Through City, State, and Federal advocacy, we elevate our research recommendations to elected officials, government agencies, and private funders in order to affect changes in policy. Our advocacy efforts currently focus on ending hate violence against Asian New Yorkers, achieving an equitable pandemic recovery for Asian small businesses, improving language access, making accessible linguistically-appropriate and culturally-competent mental healthcare, and supporting our community-based organizations.
AAF is working to help our communities sustain, promote, and grow their businesses.

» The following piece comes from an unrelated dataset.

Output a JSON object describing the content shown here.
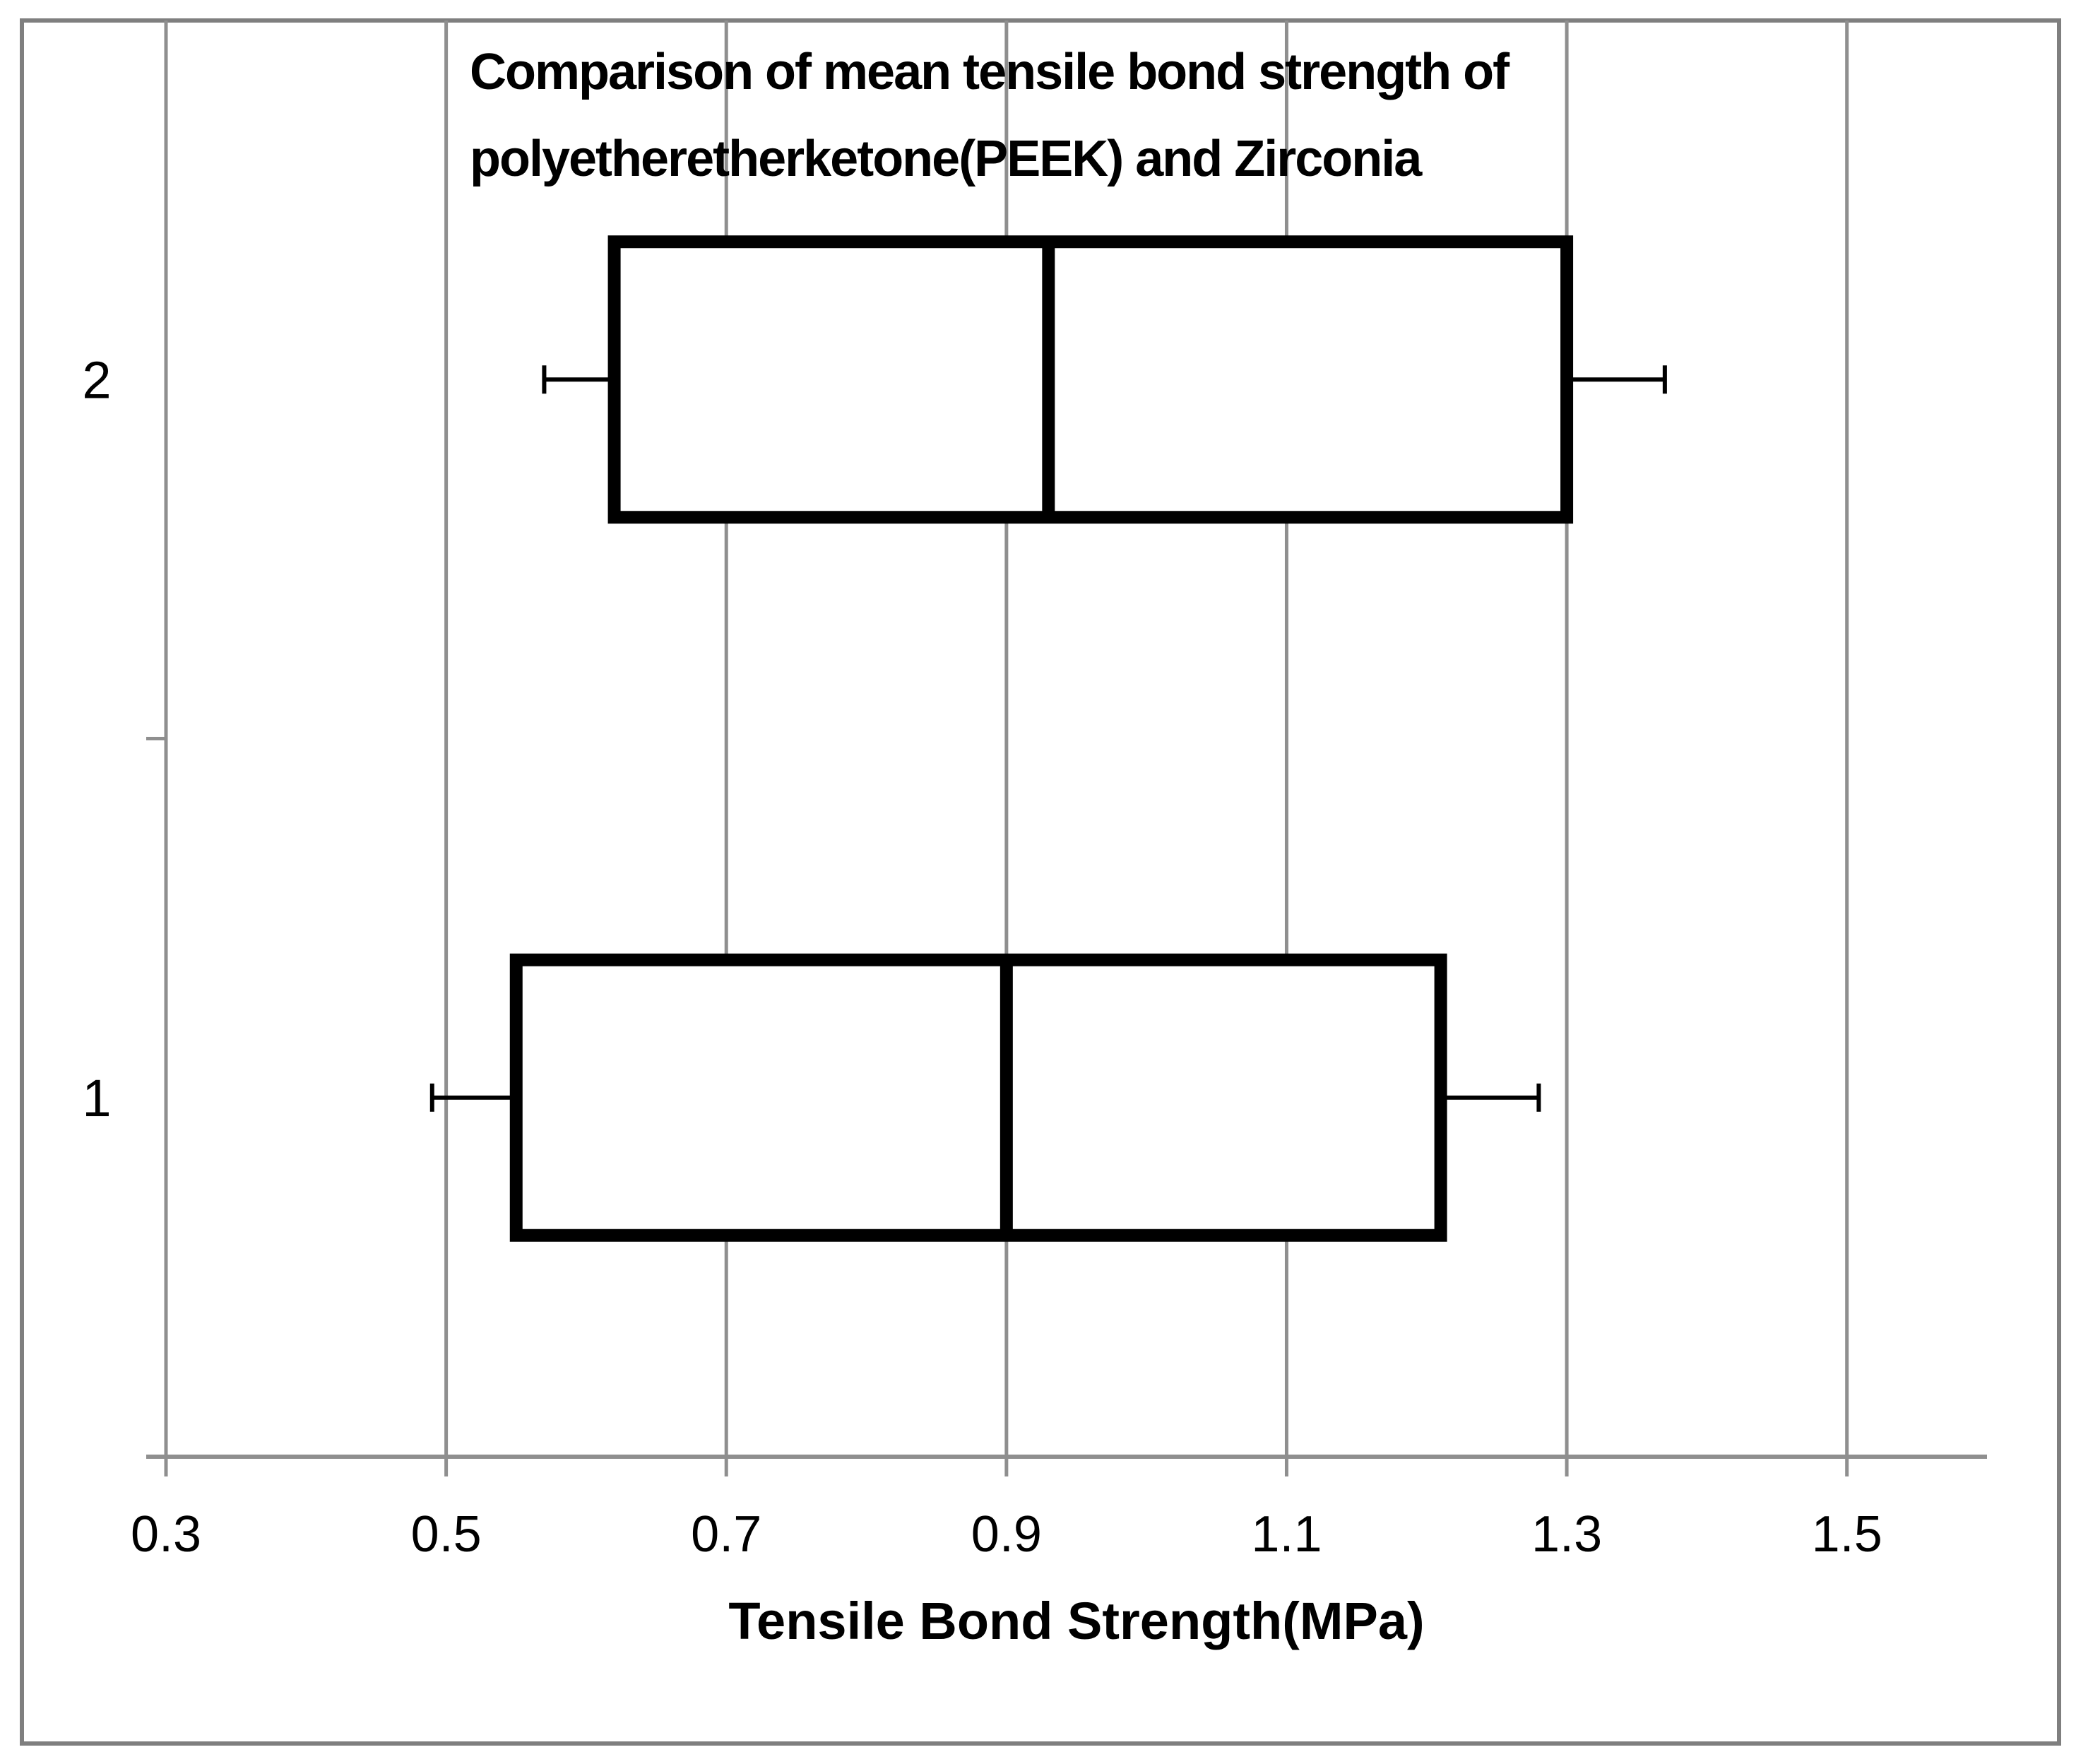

We provide Chinese, Korean, Indian, Bengali, and other pan-Asian small business owners with technical assistance, informational webinars, and digital marketing resources so the economic and cultural hearts of our neighborhoods can thrive.
Asian Americans are the fastest growing population in the City at 17 percent and contribute billions to New York’s economy, but systemic barriers prevent many from having a say in the decisions that impact us and our families. AAF leads the AAPI Power Coalition to promote the full civic empowerment of Asian American communities in all five boroughs by mobilizing and educating voters, ensuring everyone gets counted in the Census, and developing community leaders.

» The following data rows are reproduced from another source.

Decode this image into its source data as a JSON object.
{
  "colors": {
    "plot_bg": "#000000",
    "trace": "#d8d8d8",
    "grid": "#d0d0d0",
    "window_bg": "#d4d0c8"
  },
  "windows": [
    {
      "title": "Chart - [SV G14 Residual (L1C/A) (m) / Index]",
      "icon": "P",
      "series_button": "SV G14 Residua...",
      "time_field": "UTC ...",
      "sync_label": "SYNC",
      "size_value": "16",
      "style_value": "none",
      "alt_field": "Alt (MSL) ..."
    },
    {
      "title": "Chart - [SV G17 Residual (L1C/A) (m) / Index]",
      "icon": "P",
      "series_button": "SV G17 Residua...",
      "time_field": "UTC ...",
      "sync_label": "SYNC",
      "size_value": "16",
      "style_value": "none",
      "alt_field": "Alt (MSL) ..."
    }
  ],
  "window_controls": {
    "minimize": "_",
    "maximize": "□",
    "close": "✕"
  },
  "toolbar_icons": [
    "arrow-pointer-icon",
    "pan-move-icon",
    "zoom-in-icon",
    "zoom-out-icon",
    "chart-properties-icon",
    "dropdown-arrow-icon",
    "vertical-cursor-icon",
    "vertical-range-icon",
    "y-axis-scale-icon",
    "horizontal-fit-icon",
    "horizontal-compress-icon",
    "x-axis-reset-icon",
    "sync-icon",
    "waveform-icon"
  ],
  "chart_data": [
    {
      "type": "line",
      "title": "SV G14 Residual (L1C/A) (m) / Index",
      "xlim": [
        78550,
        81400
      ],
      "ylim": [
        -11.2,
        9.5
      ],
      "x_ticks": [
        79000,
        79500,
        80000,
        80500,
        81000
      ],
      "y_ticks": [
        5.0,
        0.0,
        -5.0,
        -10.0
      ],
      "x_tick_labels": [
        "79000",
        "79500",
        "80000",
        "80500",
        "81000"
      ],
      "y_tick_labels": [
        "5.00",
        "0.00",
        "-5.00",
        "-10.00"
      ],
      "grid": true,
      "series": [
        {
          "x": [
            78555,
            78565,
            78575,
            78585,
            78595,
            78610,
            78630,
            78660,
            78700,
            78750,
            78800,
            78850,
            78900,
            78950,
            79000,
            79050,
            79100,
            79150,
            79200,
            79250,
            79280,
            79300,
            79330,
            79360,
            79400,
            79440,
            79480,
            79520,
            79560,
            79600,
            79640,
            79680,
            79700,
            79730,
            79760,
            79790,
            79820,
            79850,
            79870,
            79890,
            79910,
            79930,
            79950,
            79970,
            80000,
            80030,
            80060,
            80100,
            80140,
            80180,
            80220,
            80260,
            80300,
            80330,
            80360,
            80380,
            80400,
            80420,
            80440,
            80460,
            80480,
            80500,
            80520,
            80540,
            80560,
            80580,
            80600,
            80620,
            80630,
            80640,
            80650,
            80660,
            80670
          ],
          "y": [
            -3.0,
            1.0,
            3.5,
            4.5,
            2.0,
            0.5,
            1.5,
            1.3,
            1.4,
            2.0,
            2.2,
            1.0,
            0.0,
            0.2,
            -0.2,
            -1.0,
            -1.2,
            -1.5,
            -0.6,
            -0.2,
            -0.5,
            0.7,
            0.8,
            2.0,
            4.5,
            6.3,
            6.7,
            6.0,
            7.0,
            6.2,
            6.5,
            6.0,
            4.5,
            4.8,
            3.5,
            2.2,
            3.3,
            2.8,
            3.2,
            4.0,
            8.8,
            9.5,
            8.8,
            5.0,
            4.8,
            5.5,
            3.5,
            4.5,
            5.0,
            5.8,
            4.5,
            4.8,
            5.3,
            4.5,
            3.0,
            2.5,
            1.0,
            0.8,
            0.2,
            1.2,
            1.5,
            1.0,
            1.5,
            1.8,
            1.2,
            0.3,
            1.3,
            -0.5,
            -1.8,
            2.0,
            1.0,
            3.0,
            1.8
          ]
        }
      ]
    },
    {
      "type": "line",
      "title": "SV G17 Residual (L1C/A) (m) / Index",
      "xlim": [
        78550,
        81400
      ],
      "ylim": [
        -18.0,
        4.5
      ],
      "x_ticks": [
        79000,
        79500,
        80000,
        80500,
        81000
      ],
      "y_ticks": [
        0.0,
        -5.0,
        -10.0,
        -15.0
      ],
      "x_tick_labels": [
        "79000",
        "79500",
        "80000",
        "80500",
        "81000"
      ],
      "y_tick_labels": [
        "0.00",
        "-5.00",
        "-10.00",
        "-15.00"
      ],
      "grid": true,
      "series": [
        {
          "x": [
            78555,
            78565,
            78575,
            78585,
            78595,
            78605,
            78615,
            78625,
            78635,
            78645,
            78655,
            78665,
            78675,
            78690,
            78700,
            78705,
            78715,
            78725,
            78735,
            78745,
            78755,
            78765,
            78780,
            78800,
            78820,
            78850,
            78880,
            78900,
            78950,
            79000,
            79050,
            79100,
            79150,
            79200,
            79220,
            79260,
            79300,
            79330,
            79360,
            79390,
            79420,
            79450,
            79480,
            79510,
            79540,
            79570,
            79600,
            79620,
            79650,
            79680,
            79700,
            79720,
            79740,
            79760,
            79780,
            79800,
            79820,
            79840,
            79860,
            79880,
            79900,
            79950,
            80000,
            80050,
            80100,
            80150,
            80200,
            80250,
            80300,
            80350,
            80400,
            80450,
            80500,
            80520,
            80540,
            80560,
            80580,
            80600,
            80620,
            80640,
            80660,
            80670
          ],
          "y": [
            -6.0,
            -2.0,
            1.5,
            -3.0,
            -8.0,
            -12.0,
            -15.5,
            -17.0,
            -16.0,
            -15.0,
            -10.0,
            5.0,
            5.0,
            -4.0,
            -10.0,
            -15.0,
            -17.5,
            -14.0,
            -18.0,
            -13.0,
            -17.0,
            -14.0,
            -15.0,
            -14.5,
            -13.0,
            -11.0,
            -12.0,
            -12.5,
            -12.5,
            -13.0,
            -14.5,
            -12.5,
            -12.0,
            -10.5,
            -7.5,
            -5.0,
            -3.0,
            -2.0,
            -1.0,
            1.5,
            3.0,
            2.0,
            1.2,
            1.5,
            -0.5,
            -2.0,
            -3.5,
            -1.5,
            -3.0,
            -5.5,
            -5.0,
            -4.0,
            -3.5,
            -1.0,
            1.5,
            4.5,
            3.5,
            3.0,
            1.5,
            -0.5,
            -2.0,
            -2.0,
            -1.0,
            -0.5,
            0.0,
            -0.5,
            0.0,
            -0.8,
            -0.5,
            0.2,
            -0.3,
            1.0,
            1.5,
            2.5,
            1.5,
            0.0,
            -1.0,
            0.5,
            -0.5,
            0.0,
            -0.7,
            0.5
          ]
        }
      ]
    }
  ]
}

When our research uncovers new and underserved needs in the community, we design direct service programs that address these gaps. We raise money for these programs and re-grant funds to member organizations who can help us implement the programs on the ground. Our programs focus on community safety services, mental health, civic engagement, economic empowerment, immigrant integration, and non-profit support:
Hope Against Hate
In 2021 at the height of anti-Asian hate, we launched the Hope Against Hate Campaign to bring immediate safety to Asian New Yorkers. In partnership with 33 community-based organizations, our signature campaign provides victims with support services; small businesses, community centers, and faith institutions with safety information; and safety trainings and youth programming to the public.

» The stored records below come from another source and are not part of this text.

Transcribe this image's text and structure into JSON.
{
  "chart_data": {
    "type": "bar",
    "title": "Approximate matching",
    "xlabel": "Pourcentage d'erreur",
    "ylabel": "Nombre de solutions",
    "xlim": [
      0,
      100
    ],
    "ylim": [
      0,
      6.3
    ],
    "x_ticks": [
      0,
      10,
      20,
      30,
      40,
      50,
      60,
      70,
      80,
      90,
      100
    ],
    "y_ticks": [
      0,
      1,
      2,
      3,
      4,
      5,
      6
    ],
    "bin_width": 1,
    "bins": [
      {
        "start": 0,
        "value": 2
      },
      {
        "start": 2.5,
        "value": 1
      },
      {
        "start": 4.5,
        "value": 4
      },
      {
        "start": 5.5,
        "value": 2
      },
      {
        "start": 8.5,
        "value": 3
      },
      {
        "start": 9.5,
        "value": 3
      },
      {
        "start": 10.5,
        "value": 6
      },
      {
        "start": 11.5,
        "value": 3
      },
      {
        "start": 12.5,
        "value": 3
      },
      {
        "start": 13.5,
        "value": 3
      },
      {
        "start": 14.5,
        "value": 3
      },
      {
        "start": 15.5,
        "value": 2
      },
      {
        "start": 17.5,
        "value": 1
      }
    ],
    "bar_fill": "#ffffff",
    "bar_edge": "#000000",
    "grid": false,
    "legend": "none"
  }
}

AAF is committed to increasing awareness of and reducing stigma around mental health issues in Asian American communities. Our goal is to make sure every Asian American in New York City who needs mental health care is able to receive it in a language they speak, from providers who understand Asian cultures. AAF leads the Asian American Mental Health Roundtable with our consortium partners to support the mental health needs of New York’s pan-Asian community by advocating for policies, sharing resources, best practices, and addressing challenges in providing services.
70 percent of the 1.5 million Asian New Yorkers are foreign born. To help the immigrants who form the backbone of our communities thrive, AAF works with our member agencies to provide Asian immigrants with the skills, training, and resources through community conversations, trainings, workforce development workshops, and outreach days that allow them to integrate easily into American life and achieve their American dreams.
Asian-led, Asian-serving nonprofits are the on-the-ground experts when it comes to empowering our community. We strengthen the capacity of over 70 member agencies and partner organizations to better serve Asian New Yorkers by providing technical assistance workshops and capacity building programming.
As a leadership organization, our work is dynamic and responsive to the urgent needs that emerge from the community, even when they fall outside the scope of our regular work. For instance, the Hope Against Hate Campaign began as a special initiative to address violence against Asian New Yorkers during the COVID-19 pandemic. The Seniors Working Group, our current initiative, was similarly launched as a response to Asian elders’ experiences of anti-Asian violence, poverty, hunger, and loneliness exacerbated by the pandemic.